I wrote a post around a month ago in chinese summarising how I feel now towards K.
He is now but a bitter sweet memory. 

Despite putting on a mask in front of everyone, despite trying to move on and like someone else (I have no clue about dating and am doing REALLY badly...>__<") there are just countless nights where I wish I could turn back time and somehow make it work...
There is no point playing the blame game now, it is what it is, must accept and move on.

I'm trying to be brave, trying to pick myself and become more optimistic and independent and hopefully one day learn to trust and rely on someone again. 

As Taiwanese TV host and author 蔡康永 Kevin Tsai said:
"談過的戀愛,並不會像剪掉的頭髮,風一吹 就漂走了; 談過的戀愛,會變成葉片上的紋脈,腳踝上的微血管,儲存記憶,維持生命,難以察覺 但一直存在"
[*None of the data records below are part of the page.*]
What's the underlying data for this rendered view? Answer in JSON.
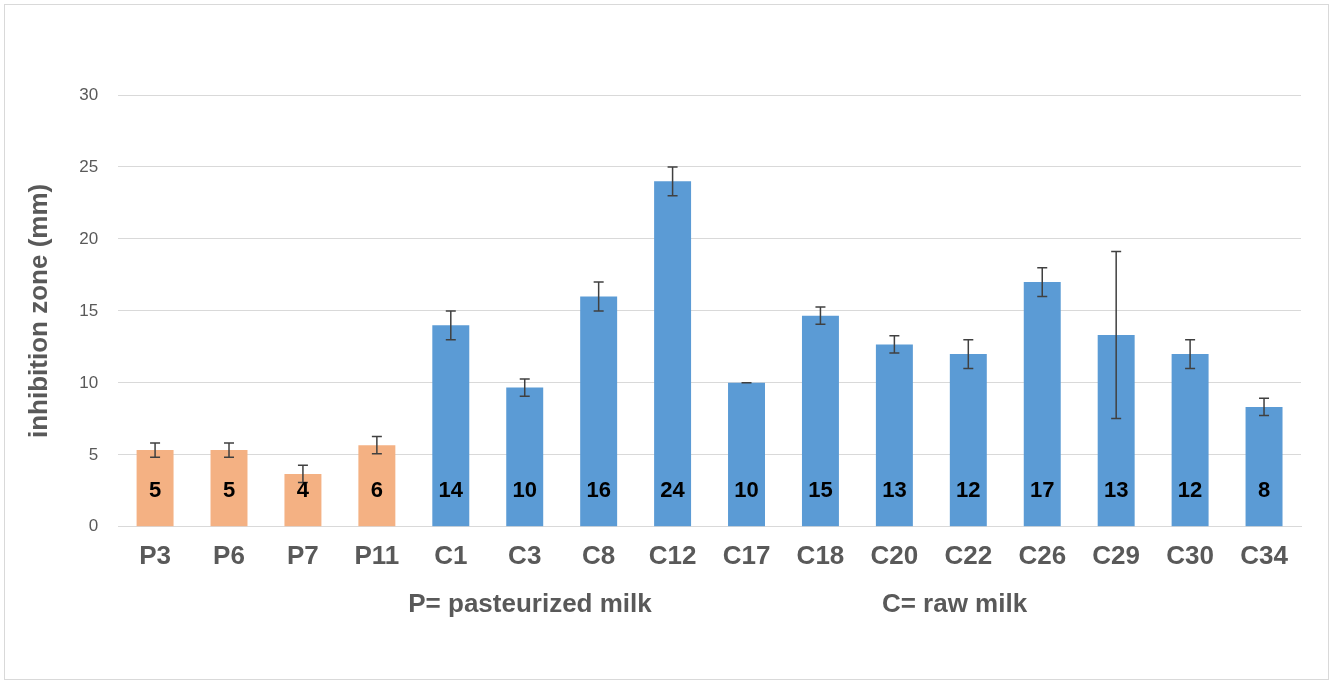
{
  "chart_data": {
    "type": "bar",
    "categories": [
      "P3",
      "P6",
      "P7",
      "P11",
      "C1",
      "C3",
      "C8",
      "C12",
      "C17",
      "C18",
      "C20",
      "C22",
      "C26",
      "C29",
      "C30",
      "C34"
    ],
    "values": [
      5.33,
      5.33,
      3.67,
      5.67,
      14,
      9.67,
      16,
      24,
      10,
      14.67,
      12.67,
      12,
      17,
      13.33,
      12,
      8.33
    ],
    "errors": [
      0.5,
      0.5,
      0.6,
      0.6,
      1,
      0.6,
      1,
      1,
      0,
      0.6,
      0.6,
      1,
      1,
      5.8,
      1,
      0.6
    ],
    "value_labels": [
      "5",
      "5",
      "4",
      "6",
      "14",
      "10",
      "16",
      "24",
      "10",
      "15",
      "13",
      "12",
      "17",
      "13",
      "12",
      "8"
    ],
    "colors": [
      "#f4b183",
      "#f4b183",
      "#f4b183",
      "#f4b183",
      "#5b9bd5",
      "#5b9bd5",
      "#5b9bd5",
      "#5b9bd5",
      "#5b9bd5",
      "#5b9bd5",
      "#5b9bd5",
      "#5b9bd5",
      "#5b9bd5",
      "#5b9bd5",
      "#5b9bd5",
      "#5b9bd5"
    ],
    "ylabel": "inhibition zone (mm)",
    "xlabel": "P= pasteurized milk",
    "annotations": [
      "C= raw milk"
    ],
    "ylim": [
      0,
      30
    ],
    "yticks": [
      0,
      5,
      10,
      15,
      20,
      25,
      30
    ],
    "grid": "y",
    "legend": false
  }
}
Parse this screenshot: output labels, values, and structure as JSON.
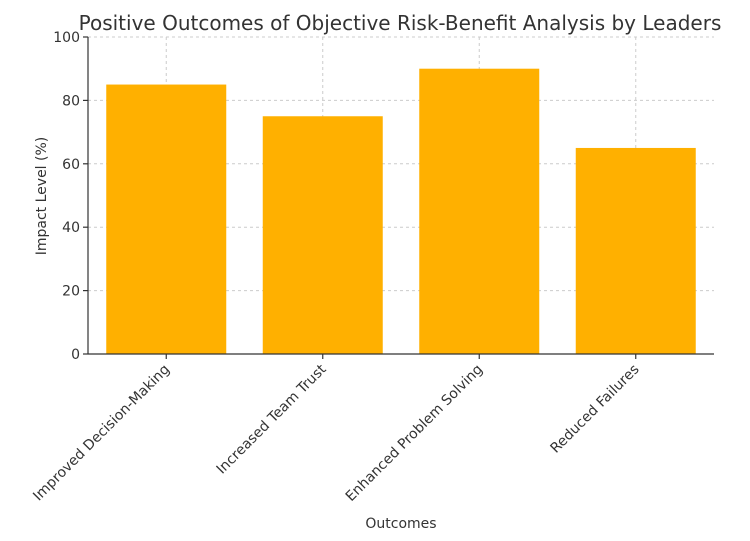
{
  "chart_data": {
    "type": "bar",
    "title": "Positive Outcomes of Objective Risk-Benefit Analysis by Leaders",
    "xlabel": "Outcomes",
    "ylabel": "Impact Level (%)",
    "categories": [
      "Improved Decision-Making",
      "Increased Team Trust",
      "Enhanced Problem Solving",
      "Reduced Failures"
    ],
    "values": [
      85,
      75,
      90,
      65
    ],
    "ylim": [
      0,
      100
    ],
    "yticks": [
      0,
      20,
      40,
      60,
      80,
      100
    ],
    "grid": true,
    "bar_color": "#ffb000"
  }
}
The relationship you go through is not like hair that has been cut, a gust of wind just blows it away; The relationships you go through will become like patterns of a leaf, like tiny veins on your ankle, storing memory, sustaining life, hard to detect, but always present.


I won't ever truly get over K, but I will learn, grow and become a better person thanks to him.

I wish him happiness and hope one day (soon would be great :P) I can find my nook, my best friend and partner in life.